The coronavirus has been especially difficult to track at least in part because of its complex symptoms. While cough and fever are still the quintessential signs, others have appeared with some regularity.
TODAY first reported in late March that a loss of taste or smell could be a sign of COVID-19 after the American Academy of Otolaryngology announced it had "rapidly accumulating" anecdotal evidence. Nausea and diarrhea also seem common in people with mild illness, and an upset stomach is often the first or only symptom for these individuals.
Conjunctivitis, aka pink eye, may occur in 1-3% of infected people, the American Academy of Ophthalmology has said, and coughing blood has come up as an unusual but logical extension of the lung problems that the virus causes.
COVID-19 likely affects the skin, too, according to the American Academy of Dermatology, even though these possible symptoms aren't on the CDC's list. Some patients have reported a tingling feeling on skin, also described as "fizzing" and "buzzing," and rashes are a common side effect of viral infections.

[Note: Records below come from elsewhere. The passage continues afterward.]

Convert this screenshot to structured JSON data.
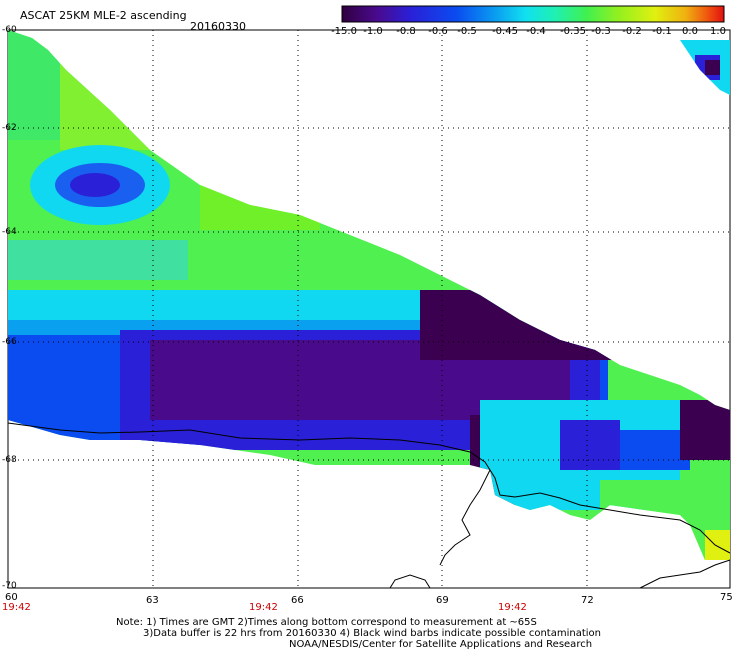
{
  "header": {
    "product": "ASCAT 25KM MLE-2 ascending",
    "date": "20160330"
  },
  "colorbar": {
    "ticks": [
      "-15.0",
      "-1.0",
      "-0.8",
      "-0.6",
      "-0.5",
      "-0.45",
      "-0.4",
      "-0.35",
      "-0.3",
      "-0.2",
      "-0.1",
      "0.0",
      "1.0"
    ],
    "colors": [
      "#3b0050",
      "#4a0a8c",
      "#2a20d8",
      "#0a4cf0",
      "#0a9cf0",
      "#10e0f0",
      "#20f0b0",
      "#40f050",
      "#90f020",
      "#e0f010",
      "#f0b010",
      "#f05010",
      "#e01010"
    ]
  },
  "map": {
    "lat_labels": [
      "-60",
      "-62",
      "-64",
      "-66",
      "-68",
      "-70"
    ],
    "lon_labels": [
      "60",
      "63",
      "66",
      "69",
      "72",
      "75"
    ],
    "time_labels": [
      "19:42",
      "19:42",
      "19:42"
    ]
  },
  "notes": {
    "line1": "Note: 1) Times are GMT 2)Times along bottom correspond to measurement at ~65S",
    "line2": "3)Data buffer is 22 hrs from 20160330 4) Black wind barbs indicate possible contamination",
    "line3": "NOAA/NESDIS/Center for Satellite Applications and Research"
  },
  "colors": {
    "time_label": "#cc0000"
  }
}
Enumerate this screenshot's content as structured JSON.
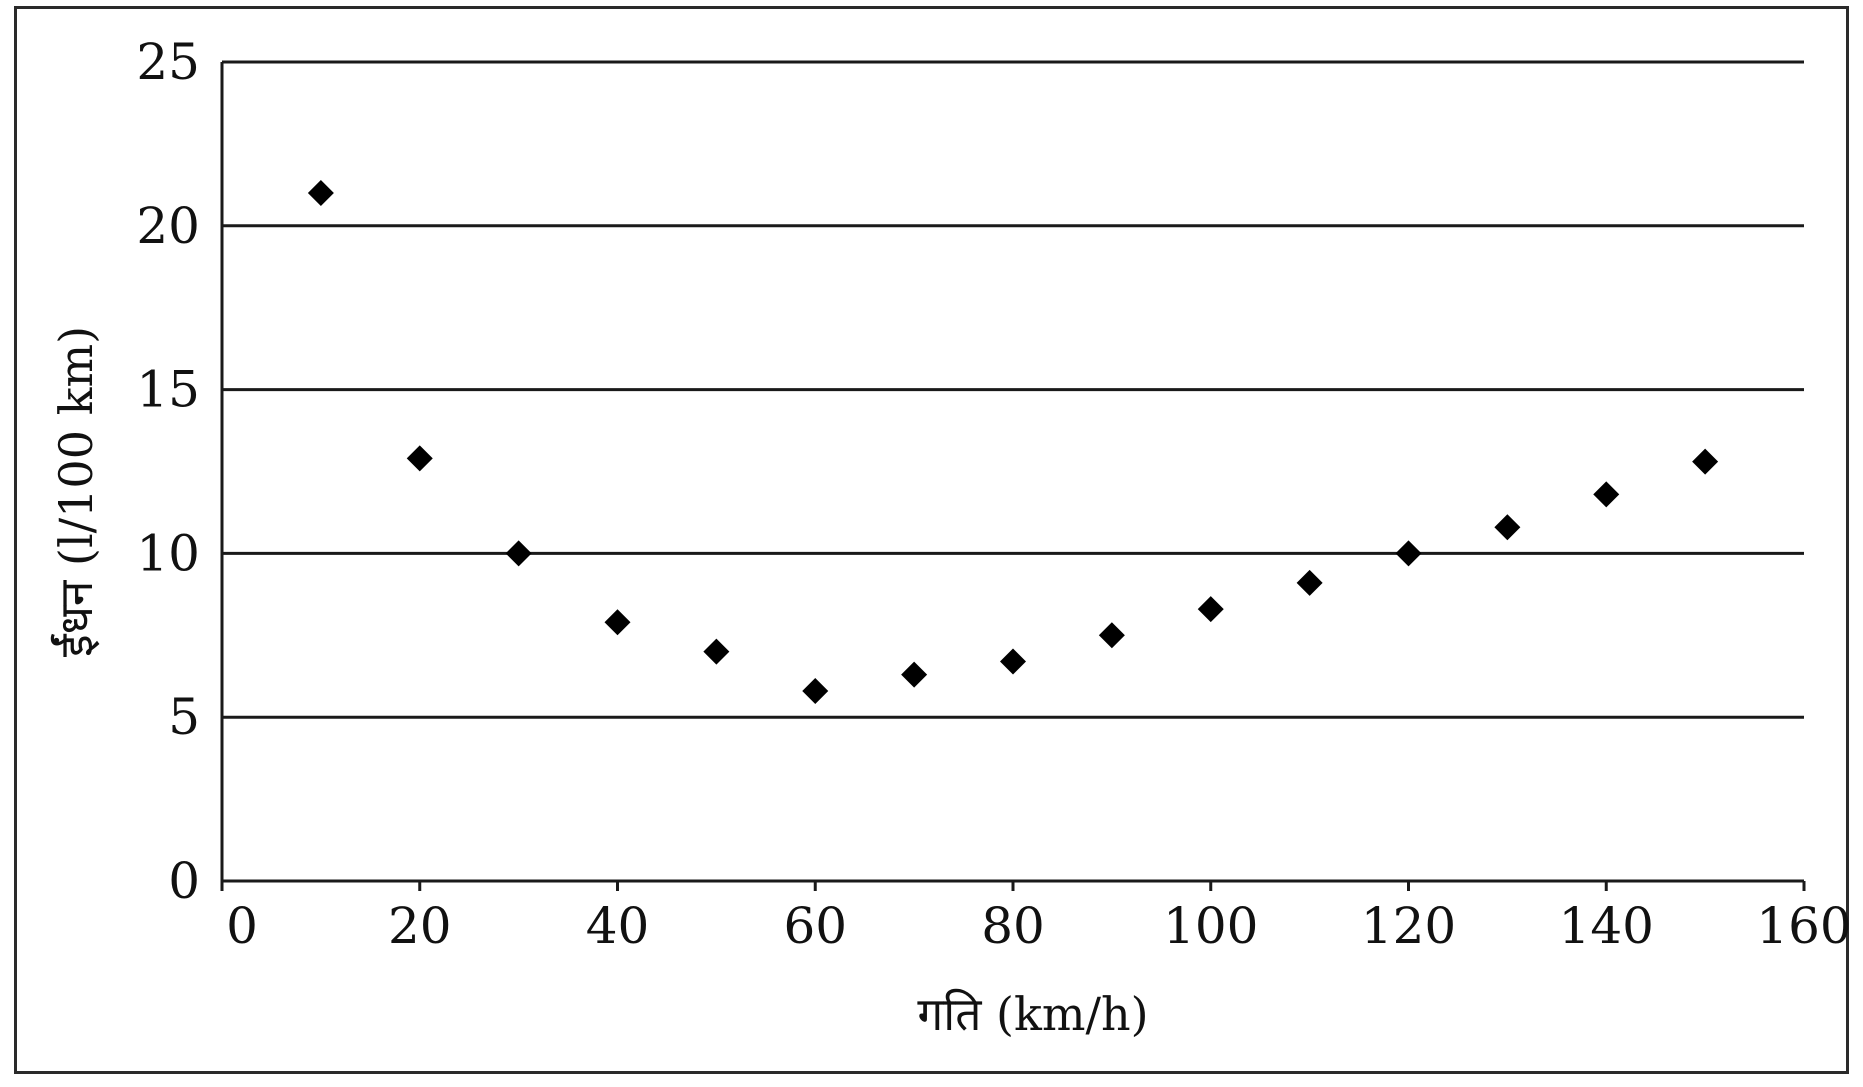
{
  "chart_data": {
    "type": "scatter",
    "title": "",
    "xlabel": "गति (km/h)",
    "ylabel": "ईंधन (l/100 km)",
    "xlim": [
      0,
      160
    ],
    "ylim": [
      0,
      25
    ],
    "x_ticks": [
      0,
      20,
      40,
      60,
      80,
      100,
      120,
      140,
      160
    ],
    "y_ticks": [
      0,
      5,
      10,
      15,
      20,
      25
    ],
    "grid": "horizontal",
    "legend": "none",
    "marker": "diamond",
    "marker_color": "#000000",
    "series": [
      {
        "x": [
          10,
          20,
          30,
          40,
          50,
          60,
          70,
          80,
          90,
          100,
          110,
          120,
          130,
          140,
          150
        ],
        "y": [
          21.0,
          12.9,
          10.0,
          7.9,
          7.0,
          5.8,
          6.3,
          6.7,
          7.5,
          8.3,
          9.1,
          10.0,
          10.8,
          11.8,
          12.8
        ]
      }
    ]
  }
}
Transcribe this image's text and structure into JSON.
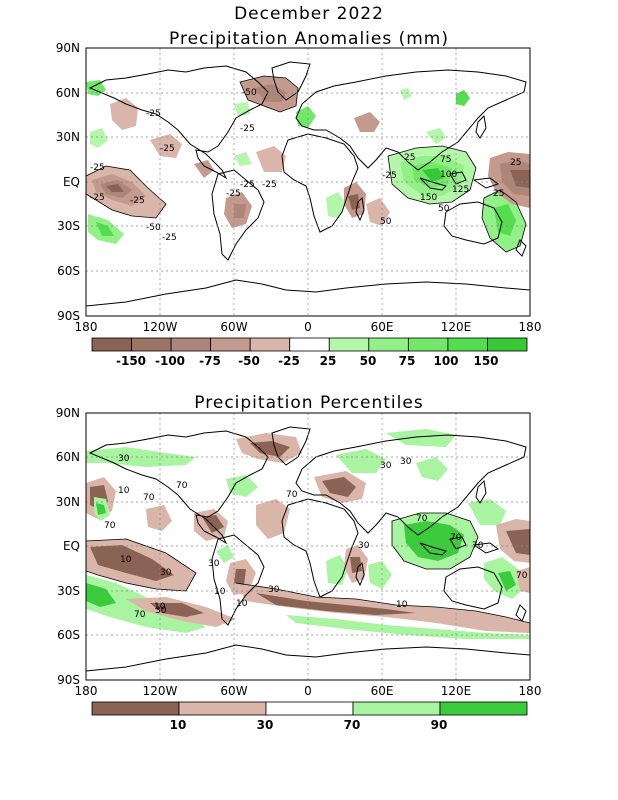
{
  "header": {
    "month": "December 2022",
    "anomaly_title": "Precipitation Anomalies (mm)",
    "percentile_title": "Precipitation Percentiles"
  },
  "axes": {
    "lat_labels": [
      "90N",
      "60N",
      "30N",
      "EQ",
      "30S",
      "60S",
      "90S"
    ],
    "lon_labels": [
      "180",
      "120W",
      "60W",
      "0",
      "60E",
      "120E",
      "180"
    ]
  },
  "colors": {
    "brown_dark": "#8b6355",
    "brown_mid": "#a87f72",
    "brown_light": "#c39a8d",
    "brown_pale": "#dab5a9",
    "green_pale": "#a8f4a0",
    "green_light": "#88ee80",
    "green_mid": "#66e560",
    "green_dark": "#3ccb3c"
  },
  "anomaly_colorbar": {
    "labels": [
      "-150",
      "-100",
      "-75",
      "-50",
      "-25",
      "25",
      "50",
      "75",
      "100",
      "150"
    ],
    "bins": [
      "#8b6355",
      "#9d7365",
      "#ae8679",
      "#c39a8d",
      "#dab5a9",
      "#ffffff",
      "#b4f6aa",
      "#92f088",
      "#72e86a",
      "#54dd50",
      "#37c737"
    ]
  },
  "percentile_colorbar": {
    "labels": [
      "10",
      "30",
      "70",
      "90"
    ],
    "bins": [
      "#8b6355",
      "#dab5a9",
      "#ffffff",
      "#a8f4a0",
      "#3ccb3c"
    ]
  },
  "anomaly_contour_labels": [
    "-50",
    "-25",
    "-25",
    "-25",
    "-25",
    "-25",
    "-25",
    "-25",
    "-25",
    "-25",
    "-50",
    "-25",
    "25",
    "75",
    "100",
    "125",
    "150",
    "25",
    "50",
    "25",
    "50",
    "-25"
  ],
  "percentile_contour_labels": [
    "30",
    "10",
    "70",
    "70",
    "70",
    "30",
    "10",
    "30",
    "30",
    "70",
    "70",
    "70",
    "30",
    "30",
    "10",
    "10",
    "70",
    "30",
    "10",
    "70",
    "70",
    "30",
    "10"
  ]
}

Dermatologists and podiatrists are also investigating another possible symptom known as COVID toes. It looks like red or purple discoloration, inflammation and ulcerations on the hands and feet, and it can show up before or instead of respiratory signs.
As more and more people experience COVID-19, doctors are gaining further knowledge of the disease. While it might seem like a new symptom pops up every other day, raising awareness of what to look out for can help to slow the spread of this disease.